Although the Center for Equal Opportunity has also filed several complaints with the civil-rights office regarding minority-only programs at colleges, a private citizen was the source of the discrimination complaint, filed in the fall of 2001, that prompted Wisconsin officials to agree last month to make changes in the state's Minority Precollege Scholarship Program.

Under the terms of an agreement negotiated with the civil-rights office, the state agreed to rename the scholarship program "the DPI Pre-College Scholarship Program" and declare white students eligible when the next round of scholarships is awarded, in the coming year. The agreement requires the state agency to alter its Web sites and promotional materials to reflect the changes, and to ensure that all colleges and school districts involved with the program follow suit. The department said that the scholarships would henceforth be awarded to needy students, based on the same eligibility standards used by school districts to determine whether students are eligible for free or reduced-price school lunches.

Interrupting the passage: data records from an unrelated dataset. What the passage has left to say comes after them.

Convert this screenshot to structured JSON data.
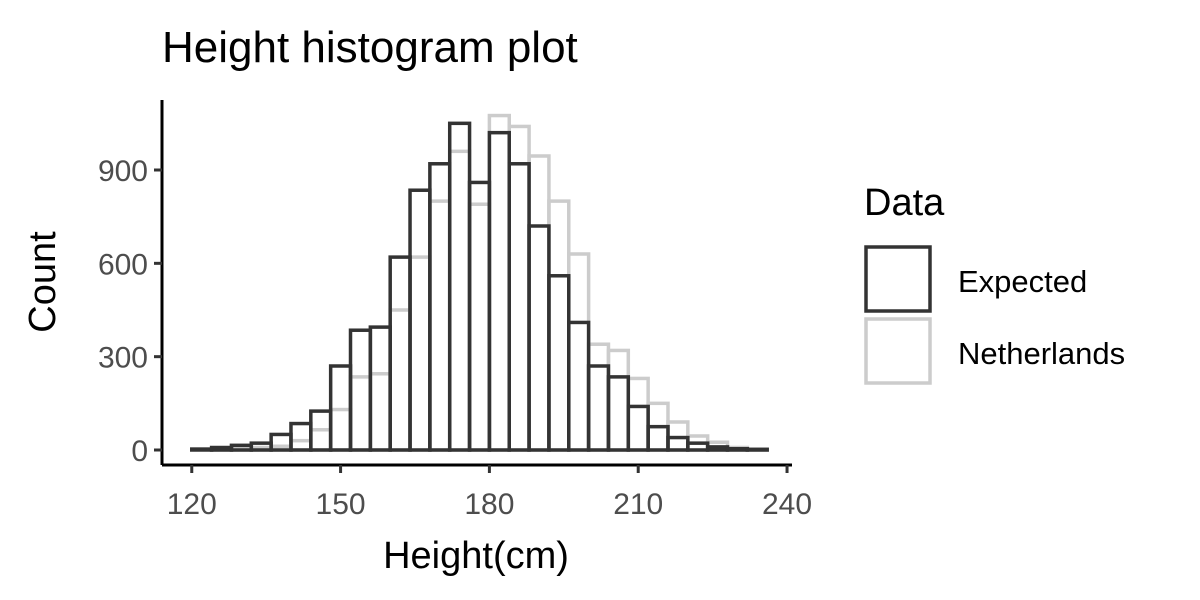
{
  "chart_data": {
    "type": "histogram",
    "title": "Height histogram plot",
    "xlabel": "Height(cm)",
    "ylabel": "Count",
    "xlim": [
      120,
      240
    ],
    "ylim": [
      0,
      1100
    ],
    "x_ticks": [
      120,
      150,
      180,
      210,
      240
    ],
    "y_ticks": [
      0,
      300,
      600,
      900
    ],
    "grid": false,
    "bin_width": 4,
    "bin_starts": [
      120,
      124,
      128,
      132,
      136,
      140,
      144,
      148,
      152,
      156,
      160,
      164,
      168,
      172,
      176,
      180,
      184,
      188,
      192,
      196,
      200,
      204,
      208,
      212,
      216,
      220,
      224,
      228,
      232
    ],
    "legend": {
      "title": "Data",
      "position": "right"
    },
    "series": [
      {
        "name": "Expected",
        "color": "#333333",
        "values": [
          3,
          8,
          15,
          22,
          50,
          85,
          125,
          270,
          385,
          395,
          620,
          835,
          920,
          1050,
          860,
          1020,
          920,
          720,
          560,
          410,
          270,
          235,
          140,
          75,
          40,
          22,
          10,
          4,
          2
        ]
      },
      {
        "name": "Netherlands",
        "color": "#cccccc",
        "values": [
          0,
          2,
          5,
          8,
          12,
          30,
          65,
          130,
          235,
          245,
          450,
          620,
          800,
          960,
          790,
          1075,
          1040,
          945,
          800,
          630,
          340,
          320,
          230,
          150,
          90,
          45,
          25,
          8,
          3
        ]
      }
    ]
  }
}
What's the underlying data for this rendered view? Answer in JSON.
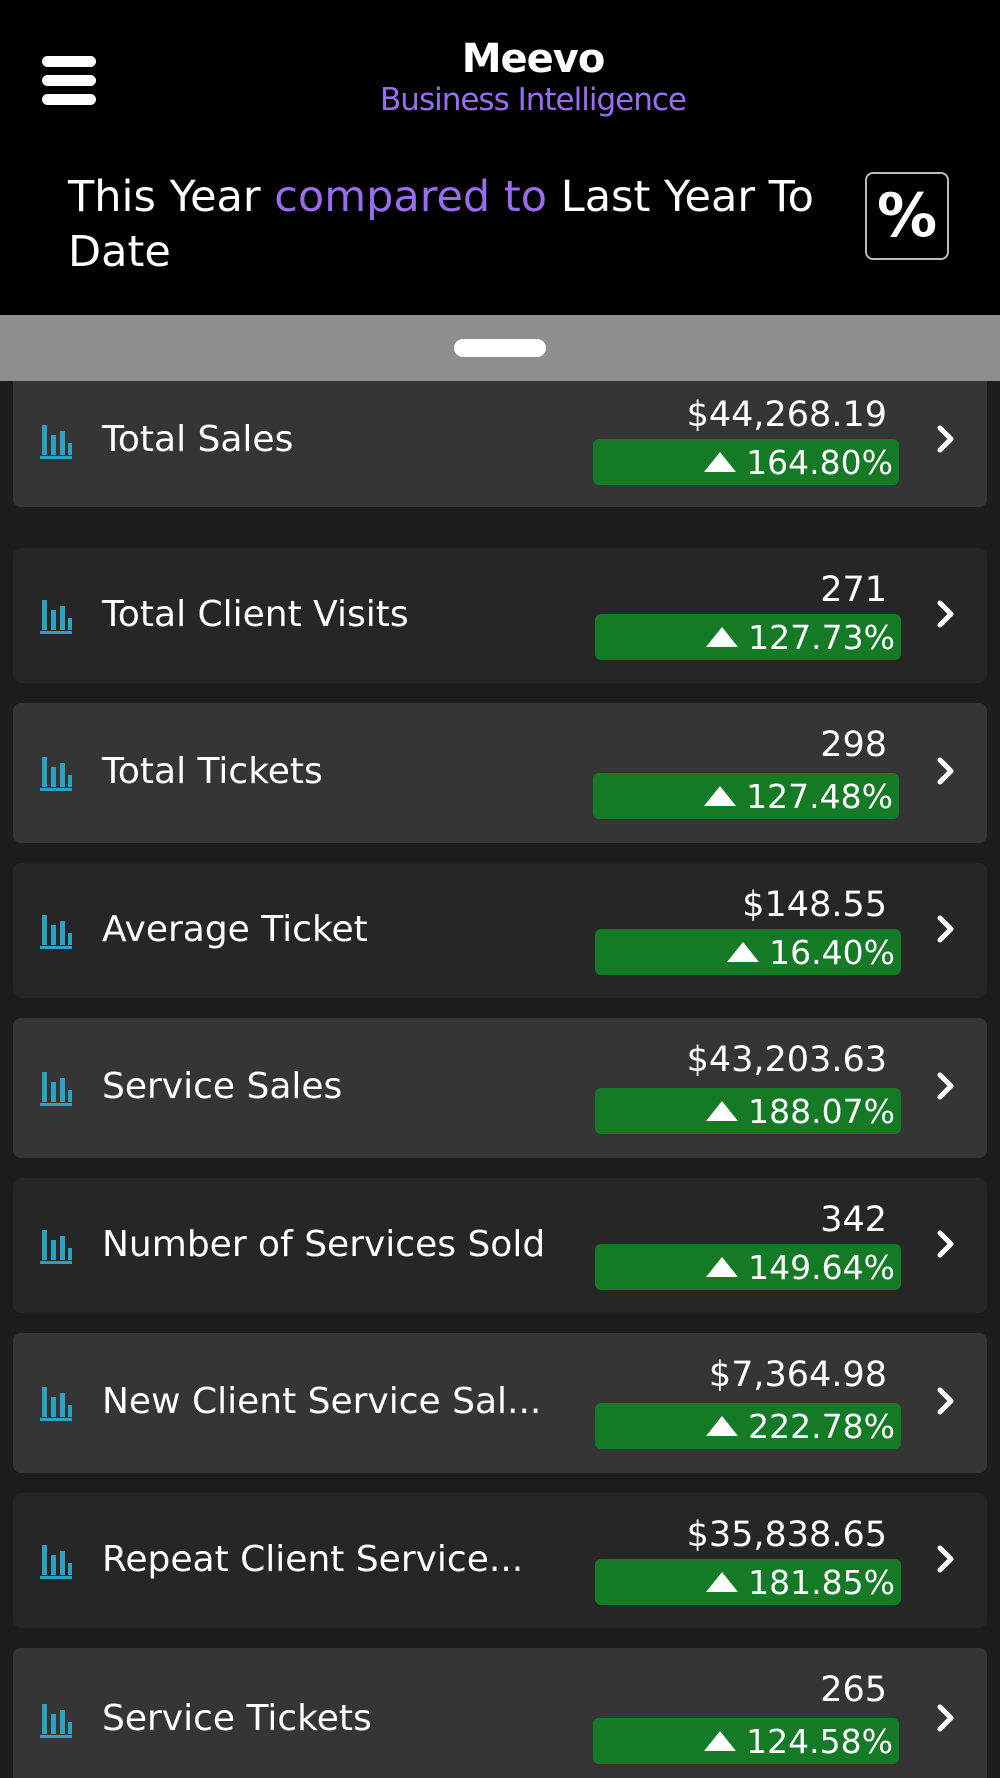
{
  "header": {
    "logo_name": "Meevo",
    "logo_sub": "Business Intelligence",
    "title_part1": "This Year ",
    "title_accent": "compared to",
    "title_part2": " Last Year To Date",
    "percent_toggle": "%"
  },
  "colors": {
    "accent": "#9a6cf0",
    "badge_green": "#157a25",
    "icon_blue": "#2aa2c4"
  },
  "metrics": [
    {
      "label": "Total Sales",
      "value": "$44,268.19",
      "change": "164.80%"
    },
    {
      "label": "Total Client Visits",
      "value": "271",
      "change": "127.73%"
    },
    {
      "label": "Total Tickets",
      "value": "298",
      "change": "127.48%"
    },
    {
      "label": "Average Ticket",
      "value": "$148.55",
      "change": "16.40%"
    },
    {
      "label": "Service Sales",
      "value": "$43,203.63",
      "change": "188.07%"
    },
    {
      "label": "Number of Services Sold",
      "value": "342",
      "change": "149.64%"
    },
    {
      "label": "New Client Service Sal...",
      "value": "$7,364.98",
      "change": "222.78%"
    },
    {
      "label": "Repeat Client Service...",
      "value": "$35,838.65",
      "change": "181.85%"
    },
    {
      "label": "Service Tickets",
      "value": "265",
      "change": "124.58%"
    }
  ]
}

The agreement leaves the door open for the department to consider at least taking account of applicants' race if the program fails to help enough minority students under the new, income-based eligibility criteria. The department must apprise the federal civil-rights agency of any such changes, however.

Established in 1985, the program had annually been providing 4,000 black, Hispanic, American Indian, and Asian-American students in grades 6 through 12 with money to attend various precollege programs at institutions throughout the state.